To the dismay of the bulls, it hasn’t shot yet, suggesting that the broader bear market may not be over and the recent rise to $75,000 from $65,000 could be a temporary rebound.
The indicator
It involves two lines on the price chart. That’s it, no complex formula, analysis of blockchain data is needed.
These two lines represent bitcoin’s average price over the past 50 and 100 weeks. They act as simple moving averages that show short-term and long-term trends in bitcoin’s price.
Most of the time, the 50-week moving average is above the 100-week mark. This is the natural state of markets that trend upwards over time, as is the case with bitcoin.
But occasionally, during periods of high fear, when selling is relentless and sentiment has collapsed, the 50-week average falls below the 100-week average. This crossover is known as a bear market signal.
It has happened three times in bitcoin’s history. Each time it has coincided with the end of a bear market, marking major price lows that have not been revisited since.

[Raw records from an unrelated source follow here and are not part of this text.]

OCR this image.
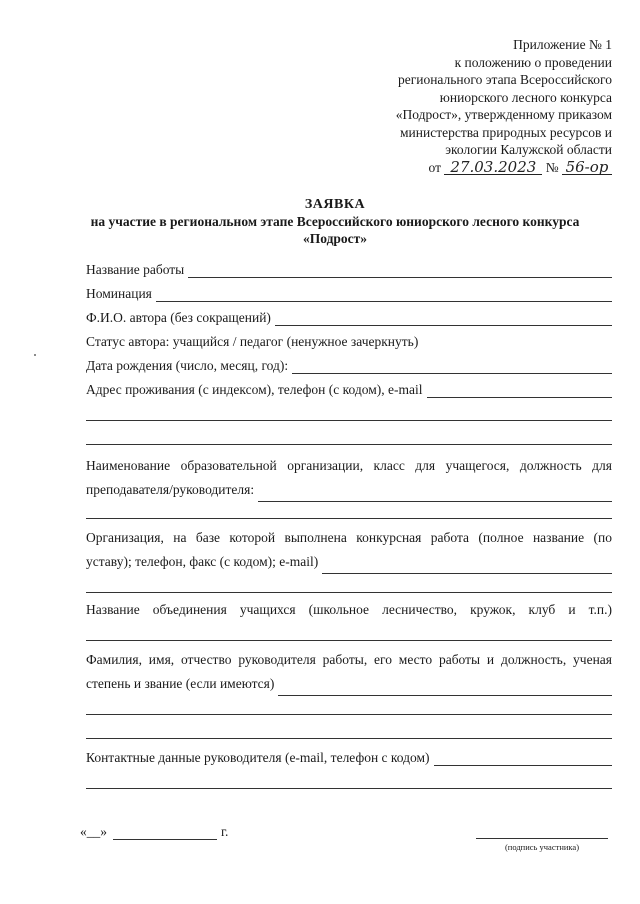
Приложение № 1
к положению о проведении
регионального этапа Всероссийского
юниорского лесного конкурса
«Подрост», утвержденному приказом
министерства природных ресурсов и
экологии Калужской области
от 27.03.2023 № 56-ор
ЗАЯВКА
на участие в региональном этапе Всероссийского юниорского лесного конкурса
«Подрост»
Название работы
Номинация
Ф.И.О. автора (без сокращений)
Статус автора: учащийся / педагог (ненужное зачеркнуть)
Дата рождения (число, месяц, год):
Адрес проживания (с индексом), телефон (с кодом), e-mail
Наименование образовательной организации, класс для учащегося, должность для
преподавателя/руководителя:
Организация, на базе которой выполнена конкурсная работа (полное название (по
уставу); телефон, факс (с кодом); e-mail)
Название объединения учащихся (школьное лесничество, кружок, клуб и т.п.)
Фамилия, имя, отчество руководителя работы, его место работы и должность, ученая
степень и звание (если имеются)
Контактные данные руководителя (e-mail, телефон с кодом)
«__»	г.
(подпись участника)
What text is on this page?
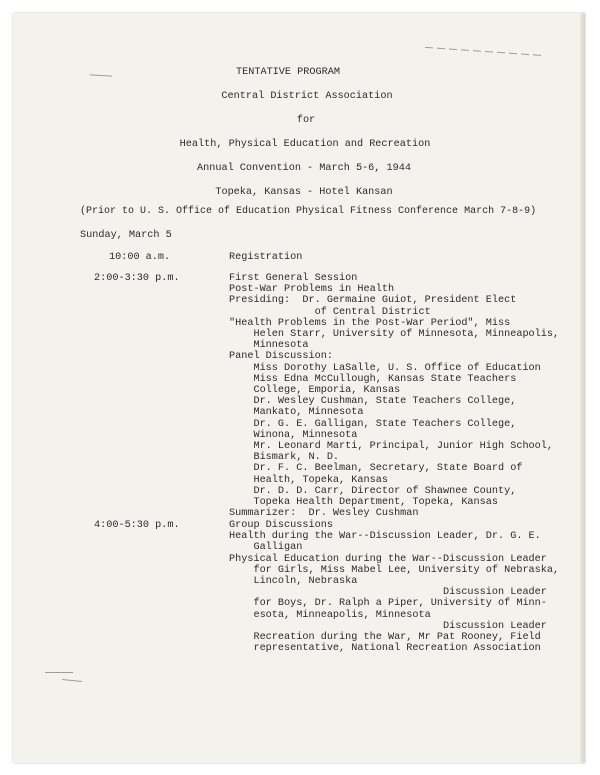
TENTATIVE PROGRAM
Central District Association
for
Health, Physical Education and Recreation
Annual Convention - March 5-6, 1944
Topeka, Kansas - Hotel Kansan
(Prior to U. S. Office of Education Physical Fitness Conference March 7-8-9)
Sunday, March 5
10:00 a.m.	Registration
2:00-3:30 p.m.	First General Session
Post-War Problems in Health
Presiding:  Dr. Germaine Guiot, President Elect
of Central District
"Health Problems in the Post-War Period", Miss
Helen Starr, University of Minnesota, Minneapolis,
Minnesota
Panel Discussion:
Miss Dorothy LaSalle, U. S. Office of Education
Miss Edna McCullough, Kansas State Teachers
College, Emporia, Kansas
Dr. Wesley Cushman, State Teachers College,
Mankato, Minnesota
Dr. G. E. Galligan, State Teachers College,
Winona, Minnesota
Mr. Leonard Marti, Principal, Junior High School,
Bismark, N. D.
Dr. F. C. Beelman, Secretary, State Board of
Health, Topeka, Kansas
Dr. D. D. Carr, Director of Shawnee County,
Topeka Health Department, Topeka, Kansas
Summarizer:  Dr. Wesley Cushman
4:00-5:30 p.m.	Group Discussions
Health during the War--Discussion Leader, Dr. G. E.
Galligan
Physical Education during the War--Discussion Leader
for Girls, Miss Mabel Lee, University of Nebraska,
Lincoln, Nebraska
Discussion Leader
for Boys, Dr. Ralph a Piper, University of Minn-
esota, Minneapolis, Minnesota
Discussion Leader
Recreation during the War, Mr Pat Rooney, Field
representative, National Recreation Association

In other words, it has been a contrarian indicator, ironically marking bottoms rather than deeper downturns.
Three times, three bottoms
Look at the vertical lines on the chart going back to 2015. These mark the three bearish crossovers – April 2015, February 2019 and September 2022. Each one occurred near the bottom phase, not exactly at the lowest point, but within the same range.
In 2015, BTC was written off as a failed experiment. Then the crossover happened. BTC subsequently rose from $200 to nearly $20,000 by the end of 2017. A similar pattern played out after the early crossover in 2019.

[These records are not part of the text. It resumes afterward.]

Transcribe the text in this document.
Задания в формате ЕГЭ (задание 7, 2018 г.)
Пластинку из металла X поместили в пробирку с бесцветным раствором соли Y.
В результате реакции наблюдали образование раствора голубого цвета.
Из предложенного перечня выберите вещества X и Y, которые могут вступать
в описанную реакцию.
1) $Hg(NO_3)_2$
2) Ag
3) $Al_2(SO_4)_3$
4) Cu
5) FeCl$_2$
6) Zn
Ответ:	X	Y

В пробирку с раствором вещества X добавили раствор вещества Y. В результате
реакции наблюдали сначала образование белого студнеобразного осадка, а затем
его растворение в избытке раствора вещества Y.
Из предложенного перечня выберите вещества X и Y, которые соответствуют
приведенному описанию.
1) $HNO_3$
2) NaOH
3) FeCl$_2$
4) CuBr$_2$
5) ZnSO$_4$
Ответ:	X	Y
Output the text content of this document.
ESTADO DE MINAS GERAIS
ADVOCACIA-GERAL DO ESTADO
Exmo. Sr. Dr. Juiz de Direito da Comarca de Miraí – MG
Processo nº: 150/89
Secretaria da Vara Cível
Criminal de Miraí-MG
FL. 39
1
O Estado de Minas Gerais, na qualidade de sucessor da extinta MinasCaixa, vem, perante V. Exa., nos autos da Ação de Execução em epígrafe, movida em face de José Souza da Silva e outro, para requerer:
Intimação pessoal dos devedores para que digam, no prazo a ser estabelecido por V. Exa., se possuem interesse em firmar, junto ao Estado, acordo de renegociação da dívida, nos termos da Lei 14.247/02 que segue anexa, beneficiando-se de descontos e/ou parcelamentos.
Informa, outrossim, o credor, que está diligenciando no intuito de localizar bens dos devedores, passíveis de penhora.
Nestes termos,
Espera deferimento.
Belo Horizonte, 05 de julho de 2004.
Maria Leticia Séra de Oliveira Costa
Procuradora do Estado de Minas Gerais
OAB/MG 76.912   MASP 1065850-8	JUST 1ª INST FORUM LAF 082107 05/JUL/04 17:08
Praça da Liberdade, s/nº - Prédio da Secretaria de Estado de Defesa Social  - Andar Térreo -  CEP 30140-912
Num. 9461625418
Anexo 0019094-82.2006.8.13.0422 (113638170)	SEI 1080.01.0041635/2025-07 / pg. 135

The 2022 crypto winter, marked by numerous bankruptcies and scams, shattered investor confidence. However, the downtrend ran out of steam after the crossover happened in September. BTC bottomed out in recent months and later rallied to $126,000 in October 20205.
Each of these bull runs delivered returns that far exceeded those of stocks and other major asset classes.
What does it say now?
On April 17, the crossover has not happened.
Bitcoin has fallen sharply from its October high of over $126,000 to around $75,000 and briefly touched $60,000 in early February. As a result, the two averages are moving closer together, but the 50-week average is still holding above the 100-week average.
Takeaway: If history is any guide, the broader bear market may still be intact and may worsen before bottoming out. It also means that the recent bounce towards $75,000 is likely to be a temporary rebound rather than the start of a full-fledged bull market.
That said, historical patterns are just that – patterns – and they do not guarantee future results. If US stocks, already at record highs, continue to rise, institutional demand for Bitcoin ETFs could strengthen, potentially supporting a price rally.